3) Iron requirement over-estimated

  • The idea for iron fortification comes from the premise that a normal Indian diet cannot possibly meet an individual’s daily iron requirement.
  • This is wrong thinking, and is based on older iron requirements (as per National Institute of Nutrition [NIN] 2010), which were much too high.
  • The latest corrected iron requirements (NIN 2020) are 30-40 per cent lower.
  • The iron density of the Indian vegetarian diet, about 9 mg/1000 kCal, can thus meet most requirements.
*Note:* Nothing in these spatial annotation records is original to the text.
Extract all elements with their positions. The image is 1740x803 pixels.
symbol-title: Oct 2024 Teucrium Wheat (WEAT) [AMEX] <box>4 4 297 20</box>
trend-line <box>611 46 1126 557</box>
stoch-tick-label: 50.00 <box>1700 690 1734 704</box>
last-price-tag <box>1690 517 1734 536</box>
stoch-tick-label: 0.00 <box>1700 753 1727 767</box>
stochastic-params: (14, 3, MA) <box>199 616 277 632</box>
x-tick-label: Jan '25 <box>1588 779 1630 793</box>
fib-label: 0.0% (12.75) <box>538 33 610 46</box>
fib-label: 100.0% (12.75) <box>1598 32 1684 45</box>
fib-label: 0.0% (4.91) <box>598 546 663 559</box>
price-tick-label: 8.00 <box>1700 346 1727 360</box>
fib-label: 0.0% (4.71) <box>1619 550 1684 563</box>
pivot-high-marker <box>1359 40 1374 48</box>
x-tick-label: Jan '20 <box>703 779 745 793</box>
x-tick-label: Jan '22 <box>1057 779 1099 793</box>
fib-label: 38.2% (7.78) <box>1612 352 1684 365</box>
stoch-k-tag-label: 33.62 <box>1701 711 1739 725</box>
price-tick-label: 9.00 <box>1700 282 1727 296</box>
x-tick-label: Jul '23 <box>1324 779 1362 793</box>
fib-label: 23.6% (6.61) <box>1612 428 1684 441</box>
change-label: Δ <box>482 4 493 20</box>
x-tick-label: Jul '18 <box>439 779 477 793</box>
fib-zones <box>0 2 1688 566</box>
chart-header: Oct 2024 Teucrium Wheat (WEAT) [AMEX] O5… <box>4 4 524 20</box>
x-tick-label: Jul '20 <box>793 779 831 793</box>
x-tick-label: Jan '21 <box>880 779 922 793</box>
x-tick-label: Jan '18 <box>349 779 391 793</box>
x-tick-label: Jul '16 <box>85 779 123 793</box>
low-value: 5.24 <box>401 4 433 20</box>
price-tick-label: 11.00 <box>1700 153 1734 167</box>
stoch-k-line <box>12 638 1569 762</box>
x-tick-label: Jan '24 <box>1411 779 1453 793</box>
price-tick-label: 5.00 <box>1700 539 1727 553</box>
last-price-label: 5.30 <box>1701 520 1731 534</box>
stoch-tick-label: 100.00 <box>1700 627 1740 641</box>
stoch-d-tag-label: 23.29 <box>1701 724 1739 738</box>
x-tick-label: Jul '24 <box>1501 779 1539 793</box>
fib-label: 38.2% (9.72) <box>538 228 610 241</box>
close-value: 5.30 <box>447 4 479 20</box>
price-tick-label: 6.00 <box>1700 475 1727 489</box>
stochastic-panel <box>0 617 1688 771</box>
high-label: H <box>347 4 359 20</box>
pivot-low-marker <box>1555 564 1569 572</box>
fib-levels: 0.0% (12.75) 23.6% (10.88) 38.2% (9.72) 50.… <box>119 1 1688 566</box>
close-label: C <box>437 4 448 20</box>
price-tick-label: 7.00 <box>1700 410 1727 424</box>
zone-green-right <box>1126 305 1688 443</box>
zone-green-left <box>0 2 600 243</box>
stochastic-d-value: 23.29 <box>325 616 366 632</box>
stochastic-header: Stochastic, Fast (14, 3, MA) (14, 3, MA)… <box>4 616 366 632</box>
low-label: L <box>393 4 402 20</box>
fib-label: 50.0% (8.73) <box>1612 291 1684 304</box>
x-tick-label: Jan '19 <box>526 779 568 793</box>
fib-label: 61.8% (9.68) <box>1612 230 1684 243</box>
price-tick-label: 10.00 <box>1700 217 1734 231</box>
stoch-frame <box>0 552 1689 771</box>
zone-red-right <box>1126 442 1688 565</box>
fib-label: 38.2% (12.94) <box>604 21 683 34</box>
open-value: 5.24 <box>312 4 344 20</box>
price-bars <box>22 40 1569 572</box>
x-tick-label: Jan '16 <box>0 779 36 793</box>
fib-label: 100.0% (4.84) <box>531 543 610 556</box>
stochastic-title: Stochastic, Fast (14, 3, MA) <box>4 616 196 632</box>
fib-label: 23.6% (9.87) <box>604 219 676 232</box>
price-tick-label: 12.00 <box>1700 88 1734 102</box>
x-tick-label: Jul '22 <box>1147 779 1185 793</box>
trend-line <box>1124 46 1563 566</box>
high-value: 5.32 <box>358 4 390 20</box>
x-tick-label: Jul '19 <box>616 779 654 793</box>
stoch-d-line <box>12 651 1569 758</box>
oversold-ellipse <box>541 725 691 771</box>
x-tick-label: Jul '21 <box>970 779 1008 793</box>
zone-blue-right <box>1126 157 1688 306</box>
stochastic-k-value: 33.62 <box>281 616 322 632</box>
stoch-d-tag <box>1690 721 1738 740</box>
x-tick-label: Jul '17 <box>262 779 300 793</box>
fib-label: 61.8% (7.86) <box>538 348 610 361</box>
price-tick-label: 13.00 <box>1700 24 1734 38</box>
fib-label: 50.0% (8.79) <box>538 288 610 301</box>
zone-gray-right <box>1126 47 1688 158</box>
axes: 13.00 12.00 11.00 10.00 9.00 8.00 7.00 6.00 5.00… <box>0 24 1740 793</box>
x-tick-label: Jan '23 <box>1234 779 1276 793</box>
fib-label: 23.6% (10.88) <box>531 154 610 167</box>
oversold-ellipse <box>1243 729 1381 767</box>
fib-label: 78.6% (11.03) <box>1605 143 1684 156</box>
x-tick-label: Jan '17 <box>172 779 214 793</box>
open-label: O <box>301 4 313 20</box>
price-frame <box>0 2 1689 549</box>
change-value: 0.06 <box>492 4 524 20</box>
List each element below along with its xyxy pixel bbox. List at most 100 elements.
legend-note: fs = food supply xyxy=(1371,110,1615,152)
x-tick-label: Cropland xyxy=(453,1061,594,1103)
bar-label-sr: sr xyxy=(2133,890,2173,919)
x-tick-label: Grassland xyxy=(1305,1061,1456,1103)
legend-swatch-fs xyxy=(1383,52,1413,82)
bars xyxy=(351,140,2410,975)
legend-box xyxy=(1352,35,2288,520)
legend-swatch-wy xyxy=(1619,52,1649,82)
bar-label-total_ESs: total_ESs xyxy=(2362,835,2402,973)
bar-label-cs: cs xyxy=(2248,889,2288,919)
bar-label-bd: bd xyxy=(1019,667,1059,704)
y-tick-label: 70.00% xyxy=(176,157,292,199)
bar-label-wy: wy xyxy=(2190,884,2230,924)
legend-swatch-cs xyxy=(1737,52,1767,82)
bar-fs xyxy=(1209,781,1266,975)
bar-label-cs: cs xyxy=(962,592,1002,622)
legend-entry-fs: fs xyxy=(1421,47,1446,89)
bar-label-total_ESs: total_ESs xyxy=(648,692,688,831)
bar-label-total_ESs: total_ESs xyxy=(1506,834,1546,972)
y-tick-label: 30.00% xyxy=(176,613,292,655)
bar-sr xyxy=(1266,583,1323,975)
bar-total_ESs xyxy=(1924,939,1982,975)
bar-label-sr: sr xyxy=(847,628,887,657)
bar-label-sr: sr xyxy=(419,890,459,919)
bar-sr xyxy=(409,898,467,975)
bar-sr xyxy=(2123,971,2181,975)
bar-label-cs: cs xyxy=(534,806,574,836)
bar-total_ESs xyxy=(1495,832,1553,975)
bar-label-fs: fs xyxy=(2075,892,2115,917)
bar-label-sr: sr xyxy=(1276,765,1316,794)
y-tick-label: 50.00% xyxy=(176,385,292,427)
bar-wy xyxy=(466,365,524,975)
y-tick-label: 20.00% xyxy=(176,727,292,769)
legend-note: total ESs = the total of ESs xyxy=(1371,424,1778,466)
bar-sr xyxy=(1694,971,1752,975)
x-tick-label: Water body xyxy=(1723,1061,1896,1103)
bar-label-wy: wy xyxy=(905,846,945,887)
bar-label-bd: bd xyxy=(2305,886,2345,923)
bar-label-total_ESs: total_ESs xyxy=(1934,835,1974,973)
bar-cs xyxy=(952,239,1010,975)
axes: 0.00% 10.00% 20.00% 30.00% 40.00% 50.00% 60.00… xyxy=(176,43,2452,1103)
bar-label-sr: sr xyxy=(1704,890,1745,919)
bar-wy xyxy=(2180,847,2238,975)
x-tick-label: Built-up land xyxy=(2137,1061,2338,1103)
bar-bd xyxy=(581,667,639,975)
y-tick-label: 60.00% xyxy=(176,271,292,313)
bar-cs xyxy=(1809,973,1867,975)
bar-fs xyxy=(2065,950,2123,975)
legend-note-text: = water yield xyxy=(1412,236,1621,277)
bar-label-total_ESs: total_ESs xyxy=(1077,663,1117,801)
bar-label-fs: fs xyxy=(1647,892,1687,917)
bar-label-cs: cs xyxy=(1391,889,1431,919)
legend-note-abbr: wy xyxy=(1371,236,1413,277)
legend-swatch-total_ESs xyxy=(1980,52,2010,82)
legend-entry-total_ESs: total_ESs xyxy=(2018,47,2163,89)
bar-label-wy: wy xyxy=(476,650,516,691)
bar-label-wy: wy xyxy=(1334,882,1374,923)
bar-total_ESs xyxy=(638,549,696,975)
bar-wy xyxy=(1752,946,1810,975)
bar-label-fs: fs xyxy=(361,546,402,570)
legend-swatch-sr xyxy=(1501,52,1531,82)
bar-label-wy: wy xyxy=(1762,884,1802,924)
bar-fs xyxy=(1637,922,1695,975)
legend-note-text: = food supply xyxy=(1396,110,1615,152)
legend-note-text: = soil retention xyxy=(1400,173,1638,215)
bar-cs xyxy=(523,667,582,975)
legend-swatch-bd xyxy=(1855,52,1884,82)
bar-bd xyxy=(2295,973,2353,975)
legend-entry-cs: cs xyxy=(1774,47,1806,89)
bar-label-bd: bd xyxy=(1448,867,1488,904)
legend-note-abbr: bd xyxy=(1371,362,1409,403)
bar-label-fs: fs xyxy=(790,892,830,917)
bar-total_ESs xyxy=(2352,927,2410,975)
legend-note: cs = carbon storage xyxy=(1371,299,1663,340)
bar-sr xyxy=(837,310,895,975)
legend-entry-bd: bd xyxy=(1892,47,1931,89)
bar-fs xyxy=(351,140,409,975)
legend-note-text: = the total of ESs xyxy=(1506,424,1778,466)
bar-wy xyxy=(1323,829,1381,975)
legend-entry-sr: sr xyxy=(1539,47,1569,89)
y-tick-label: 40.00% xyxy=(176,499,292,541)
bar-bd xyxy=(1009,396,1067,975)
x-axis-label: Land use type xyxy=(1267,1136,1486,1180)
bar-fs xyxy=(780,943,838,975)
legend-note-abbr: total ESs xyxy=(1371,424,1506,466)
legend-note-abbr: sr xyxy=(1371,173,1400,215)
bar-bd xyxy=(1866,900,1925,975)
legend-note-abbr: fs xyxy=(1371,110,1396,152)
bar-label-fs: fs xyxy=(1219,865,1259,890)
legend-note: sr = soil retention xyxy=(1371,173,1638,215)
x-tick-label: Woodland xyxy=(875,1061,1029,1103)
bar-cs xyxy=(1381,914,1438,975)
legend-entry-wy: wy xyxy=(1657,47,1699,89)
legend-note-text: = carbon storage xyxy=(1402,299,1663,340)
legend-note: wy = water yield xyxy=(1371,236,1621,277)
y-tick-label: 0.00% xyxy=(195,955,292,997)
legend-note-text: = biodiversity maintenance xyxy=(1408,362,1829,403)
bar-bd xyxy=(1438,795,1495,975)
4) Challenges in rice fortification

  • Rice fortification is very complex.
  • It requires a fortified rice “kernel” or grain that is composed of rice flour paste, along with the required concentration of micronutrients and binders, extruded into a grain that exactly matches the shape of the rice it is intended to fortify.
  • The problem lies in making “matching” kernels for each rice cultivar that is distributed in the food safety-net programmes from year to year and state to state.
  • If it does not match, the instinct of a home cook will be to pick out and discard the odd grains, thereby defeating the purpose of fortification.

Risks involved

  • Ingesting fortified salt (two teaspoons, 10 g/day) or rice (quarter kilo/day) will deliver an additional 10 mg iron/day each to the diet.
  • When the iron intake exceeds 40 mg/day, the risk of toxicity goes up.
  • The unabsorbed iron that remains in the gut can wreak havoc among the beneficial bacteria in the large intestine.
  • Iron causes oxidative stress, and more seriously, is implicated in diabetes and cancer risk. Men will also be more at risk.

Way forward

  • We just need to absorb the existing dietary iron better and complement this with all the other nutrients that are required, by eating a diverse diet (with fruits and vegetables, for example), and improving our environment.
  • Indeed, it is well-known that the benefits derived from the nutrients in whole foods are greater than the sum of their parts.

 Conclusion

We need to rethink our reductionist strategies if we are to deliver food and nutrition security to our people.